Revenant sur sa position antérieure, l’administration admet désormais d’exonérer de la taxe sur les véhicules de sociétés les véhicules qui sont affectés exclusivement à l’enseignement du pilotage automobile.

Dès lors que les écoles de pilotage sportif exercent une activité relativement proche des écoles d’enseignement de la conduite ou des sociétés de compétition automobile, l’administration admet d’étendre l’exonération de taxe sur les véhicules de sociétés dont bénéficient ces dernières aux véhicules utilisés par les écoles de pilotage.

L’exonération de ces derniers est toutefois subordonnée à l’affectation exclusive des véhicules à l’enseignement du pilotage automobile. Les entreprises concernées doivent justifier, sur demande de l’administration, de cette affectation par tout moyen.

L’assouplissement de la position de l’administration s’applique aux périodes d’imposition ouvertes à compter du 1er janvier 2018 mais aussi à celles ouvertes avant cette date sous réserve que les impositions en cause ne soient pas devenues définitives.
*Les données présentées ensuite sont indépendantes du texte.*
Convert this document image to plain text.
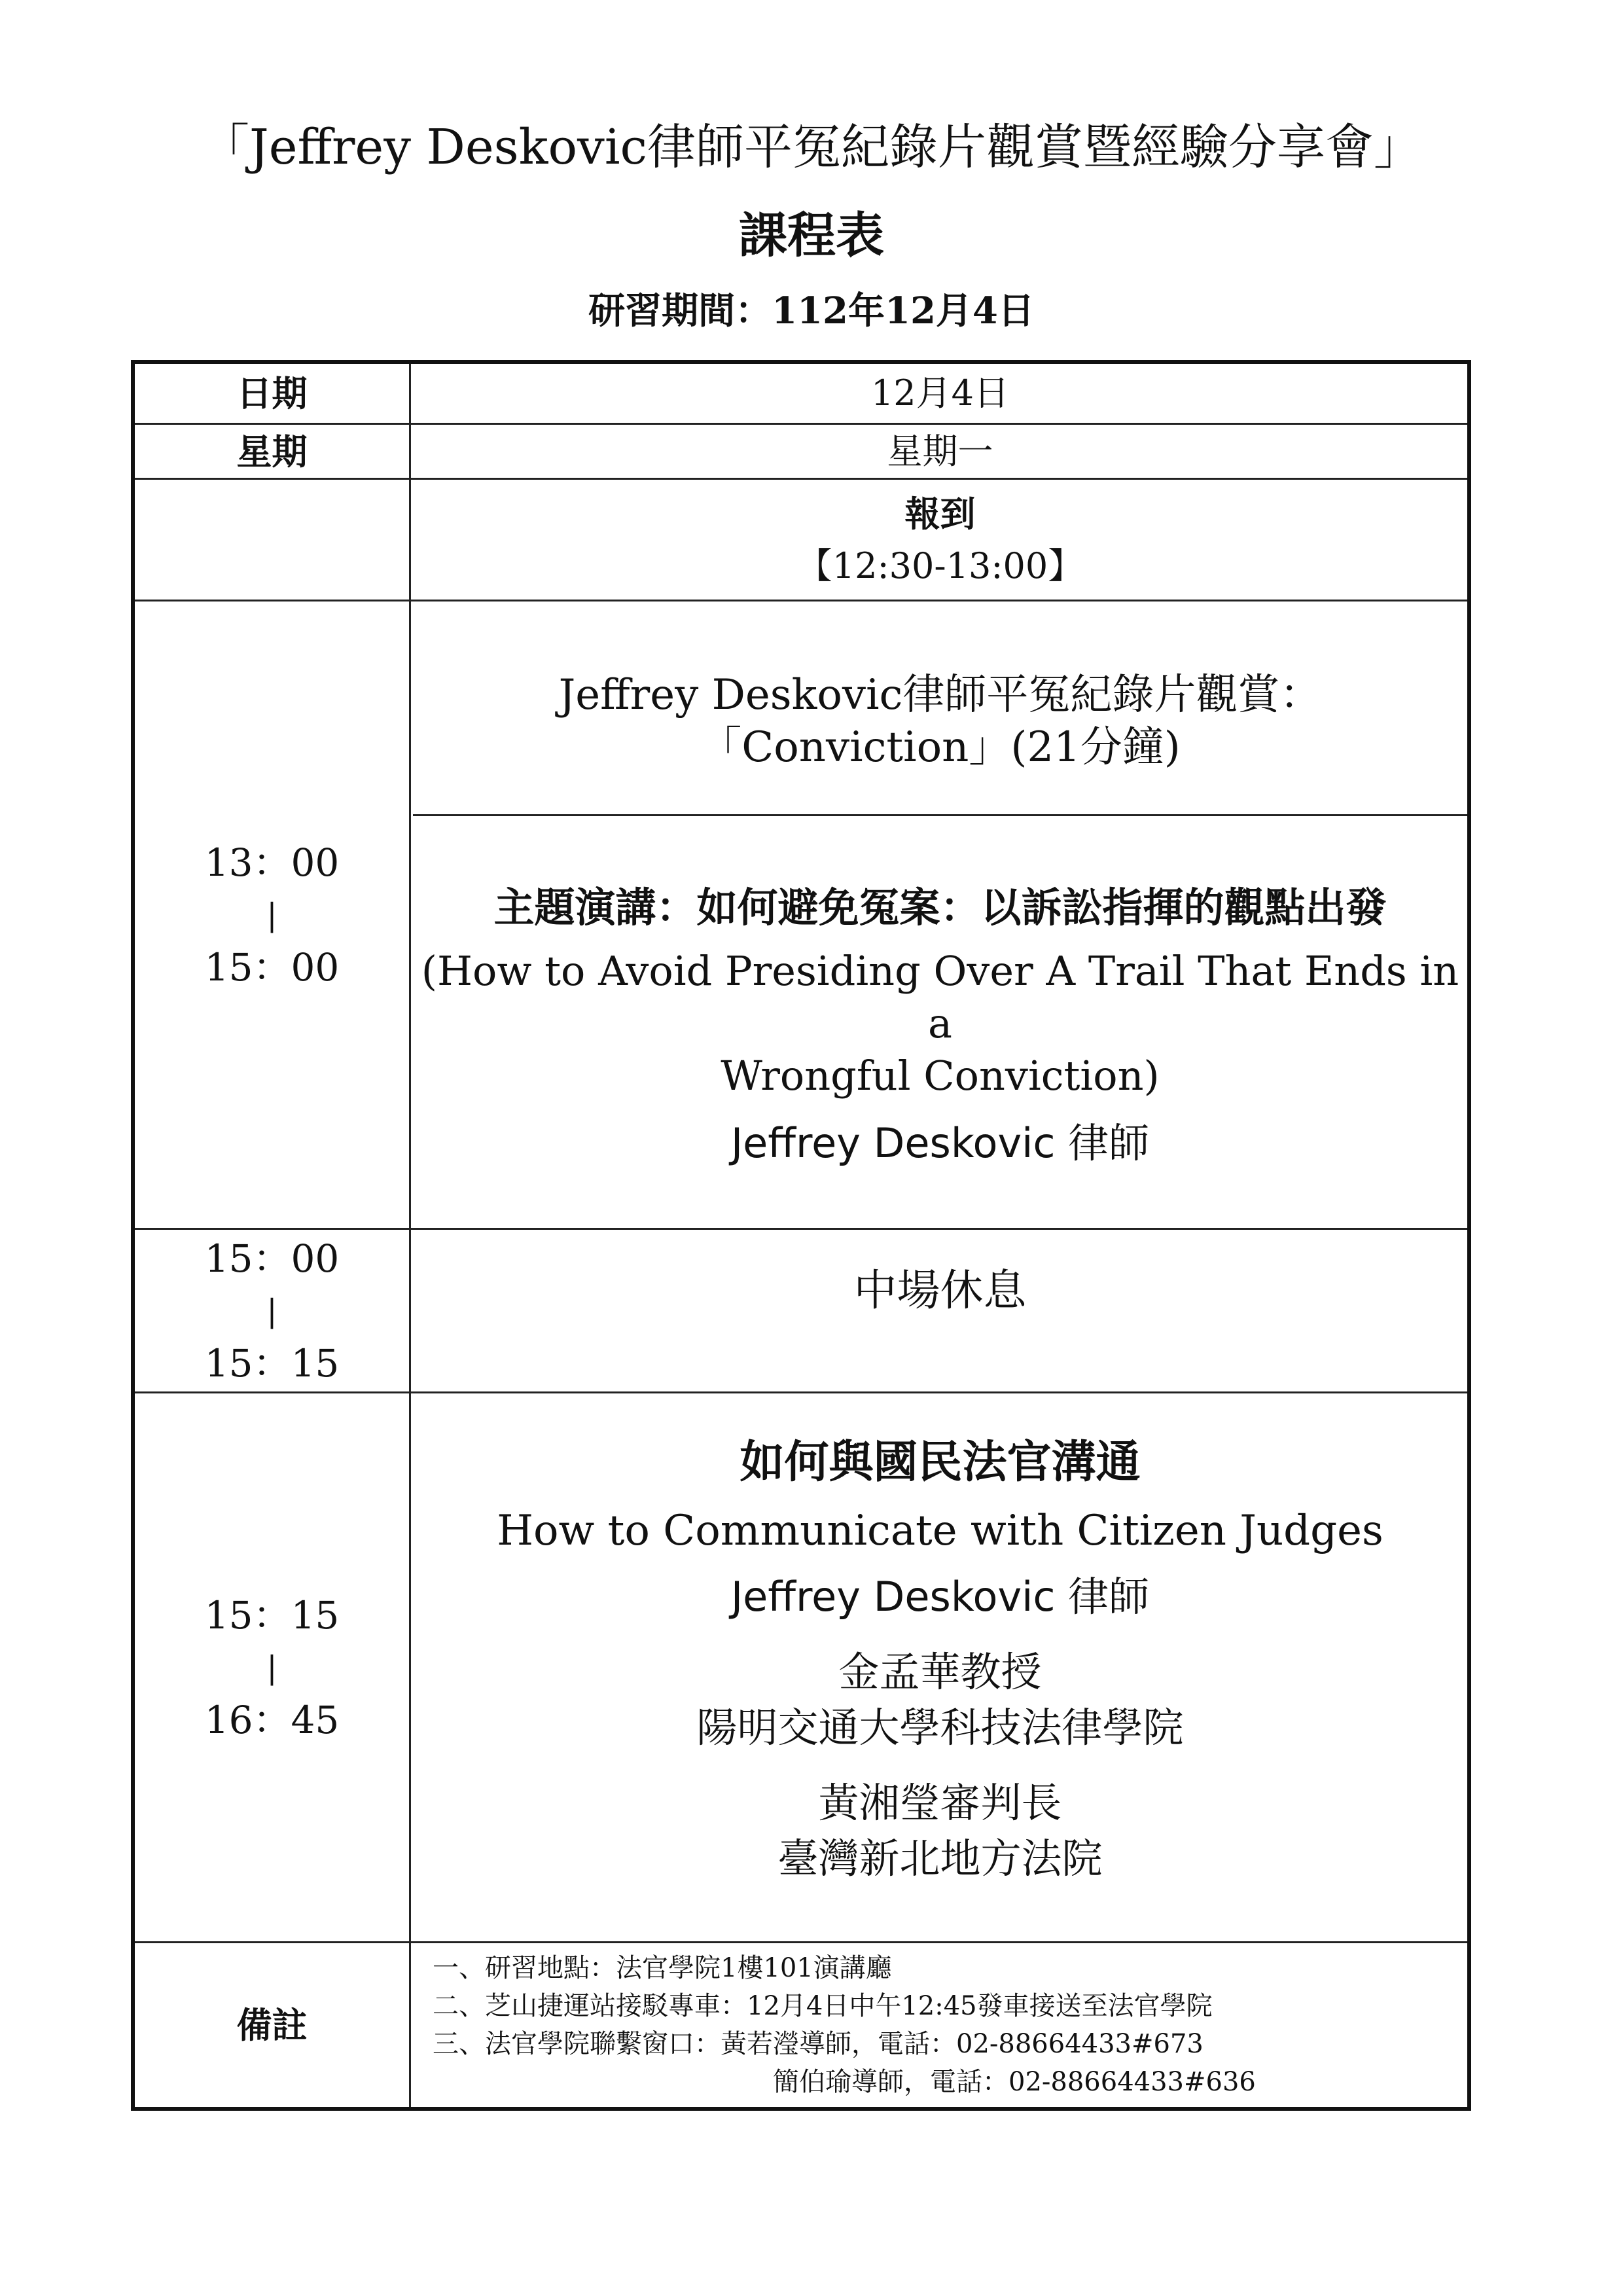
「Jeffrey Deskovic律師平冤紀錄片觀賞暨經驗分享會」
課程表
研習期間：112年12月4日
日期	12月4日
星期	星期一
報到
【12:30-13:00】
13：00
|
15：00
Jeffrey Deskovic律師平冤紀錄片觀賞：
「Conviction」(21分鐘)
主題演講：如何避免冤案：以訴訟指揮的觀點出發
(How to Avoid Presiding Over A Trail That Ends in a
Wrongful Conviction)
Jeffrey Deskovic 律師
15：00
|
15：15
中場休息
15：15
|
16：45
如何與國民法官溝通
How to Communicate with Citizen Judges
Jeffrey Deskovic 律師
金孟華教授
陽明交通大學科技法律學院
黃湘瑩審判長
臺灣新北地方法院
備註
一、研習地點：法官學院1樓101演講廳
二、芝山捷運站接駁專車：12月4日中午12:45發車接送至法官學院
三、法官學院聯繫窗口：黃若瀅導師，電話：02-88664433#673
簡伯瑜導師，電話：02-88664433#636
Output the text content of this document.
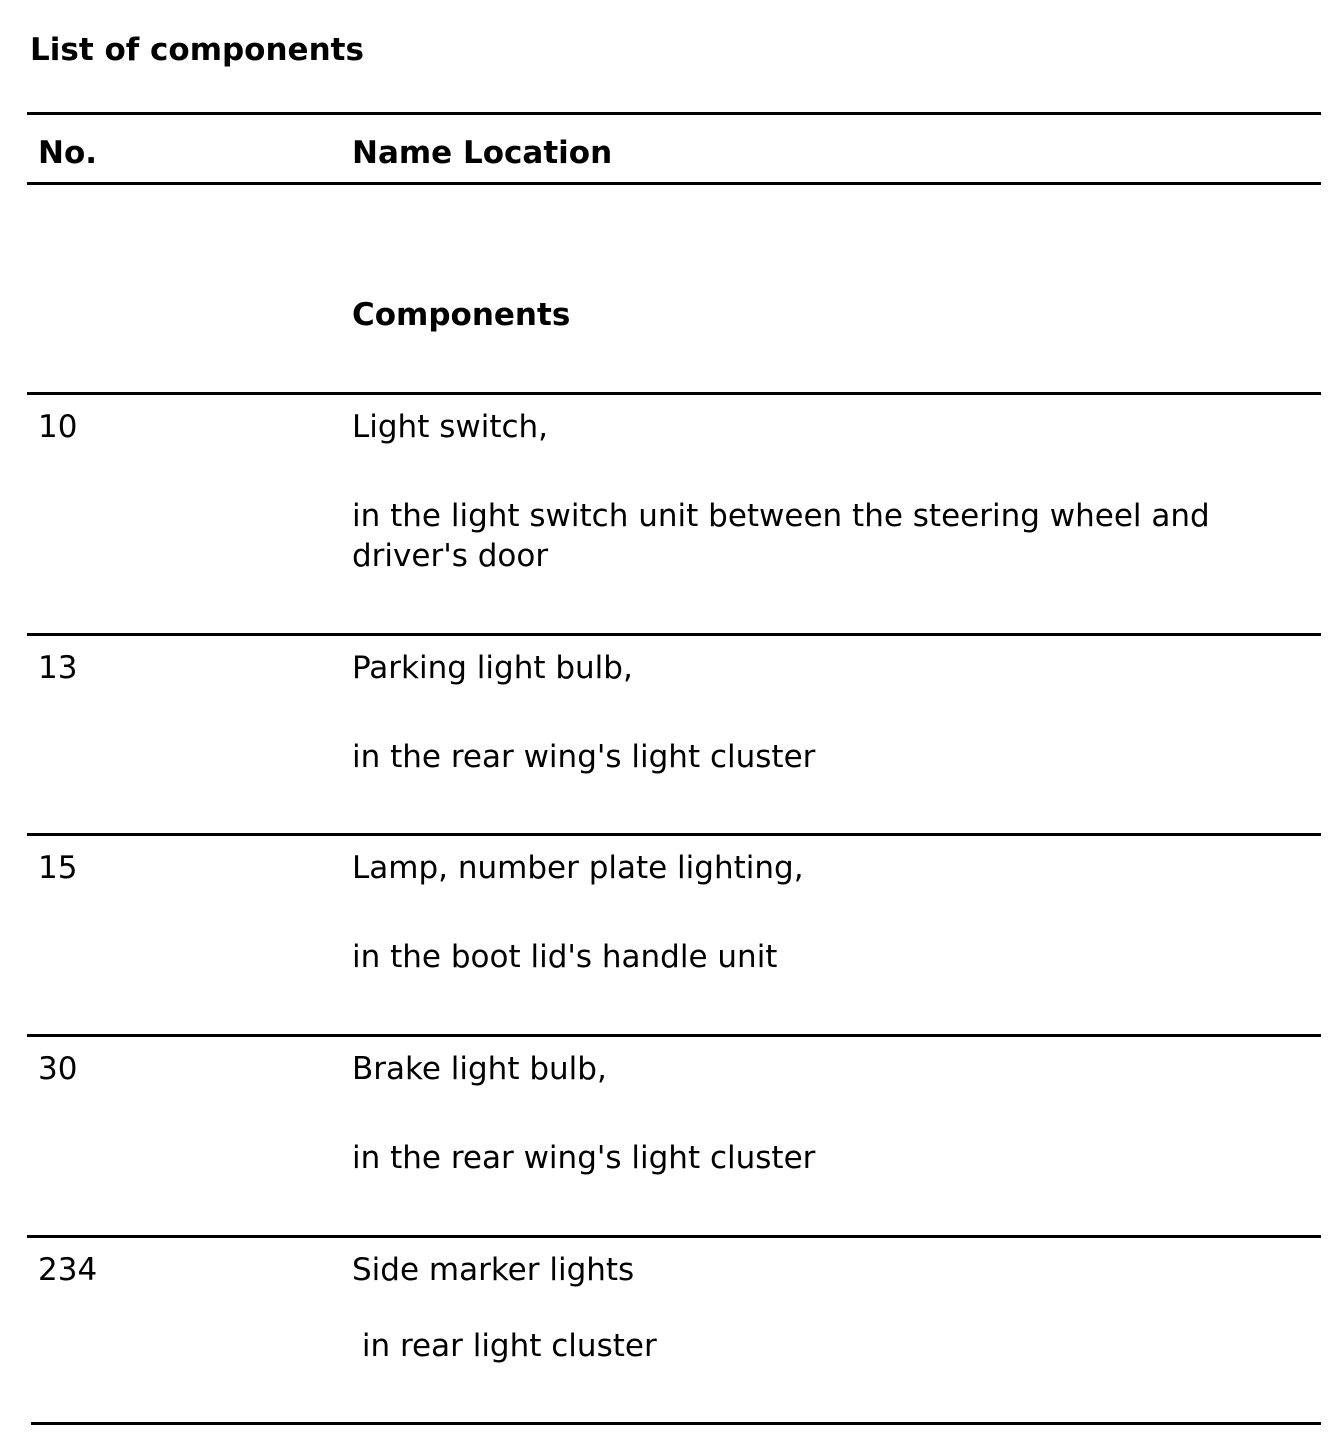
List of components
No.	Name Location
Components
10	Light switch,
in the light switch unit between the steering wheel and driver's door
13	Parking light bulb,
in the rear wing's light cluster
15	Lamp, number plate lighting,
in the boot lid's handle unit
30	Brake light bulb,
in the rear wing's light cluster
234	Side marker lights
in rear light cluster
Pour rappel : l’administration admet que les voitures affectées exclusivement à l’enseignement de la conduite automobile ou au compétitions sportives ne soient pas imposables mais refusait, jusqu’à présent, d’étendre cette solution aux véhicules utilisés par les entreprises proposant des stages de conduite sportive sur circuit (Rép. Julia : AN 17-5-2011 no 84180). Interprétant strictement la tolérance administrative en faveur des auto-écoles ou des sociétés de compétition automobile, la cour administrative d’appel de Douai a également refusé d’exonérer de la taxe les véhicules utilisés pour des stages de pilotage sur circuit (CAA Douai 28-3-2017 no 16DA00962).

A noter : l’assouplissement de la doctrine administrative sera intégrée dans une prochaine mise à jour de la base Bofip. Les entreprises concernées peuvent toutefois d’ores et déjà déposer des réclamations contentieuses pour demander le remboursement de la taxe déjà versée à condition que l’imposition en cause ne soit pas définitive au 15 mai 2018.